The Dalai Lama will not be visiting Botswana later this week after all, canceling his trip due to “exhaustion” in a move that saves the small African country from hurting China’s feelings and damaging relations with Beijing for years.
The office of the 82-year-old Tibetan spiritual leader issued a statement on Friday explaining that the Dalai Lama had written to the president of Botswana expressing his “profound regret” at not being able to visit the country to speak at a conference in the capital of Gaborone which starts on Thursday because of “exhaustion” resulting from his old age.
“His Holiness has reluctantly had to concede that his 82-year-old body was telling him to rest,” the statement said. “Since his physicians have also advised him to avoid undertaking long journeys for the next few weeks, His Holiness will return to Dharamsala to recuperate.”
In the weeks leading up to the conference, Beijing warned Botswana multiple times not to invite the Dalai Lama into the country, demanding that Botswana “respect China’s core interests and make the correct political decision on this matter.”
“China will not interfere in other countries’ internal affairs, but will certainly not tolerate another country doing anything that harms China’s core interests,” Chinese Foreign Ministry spokesman Lu Kang said at a press conference last month.

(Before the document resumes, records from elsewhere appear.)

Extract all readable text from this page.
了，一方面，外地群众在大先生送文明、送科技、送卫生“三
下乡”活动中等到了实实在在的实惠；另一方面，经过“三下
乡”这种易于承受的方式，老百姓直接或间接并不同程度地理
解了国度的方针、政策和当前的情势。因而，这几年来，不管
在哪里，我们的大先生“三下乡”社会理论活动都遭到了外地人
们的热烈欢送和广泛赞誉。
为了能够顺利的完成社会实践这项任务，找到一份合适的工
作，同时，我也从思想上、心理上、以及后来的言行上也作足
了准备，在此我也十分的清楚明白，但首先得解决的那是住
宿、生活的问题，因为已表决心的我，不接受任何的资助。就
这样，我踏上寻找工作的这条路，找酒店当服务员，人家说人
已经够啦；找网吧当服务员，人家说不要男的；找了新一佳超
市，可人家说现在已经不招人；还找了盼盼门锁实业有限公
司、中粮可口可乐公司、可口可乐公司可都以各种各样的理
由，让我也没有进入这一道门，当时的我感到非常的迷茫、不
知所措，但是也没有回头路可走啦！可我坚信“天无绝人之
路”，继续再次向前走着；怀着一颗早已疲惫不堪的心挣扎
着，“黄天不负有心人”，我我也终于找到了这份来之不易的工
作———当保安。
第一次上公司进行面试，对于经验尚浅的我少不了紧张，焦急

In the past, China has exacted revenge on those countries who have welcomed the exiled spiritual leader by imposing sanctions or by giving high-ranking officials the cold shoulder. Last year, China froze relations with Mongolia following a visit to Ulaanbaatar by the Dalai Lama, eventually forcing the Mongolian government to vow never to allow the Tibetan spiritual leader into their country again.
Botswana seemed ready to stand firm against Chinese opposition with one of the country’s prominent politicians declaring that: “This country belongs to Batswana and we are not going to allow favors from other countries to dictate who comes here and who does not.”
But it was apparently (and conveniently) not to be. It’s not clear if the Dalai Lama plans to schedule a new visit to Botswana.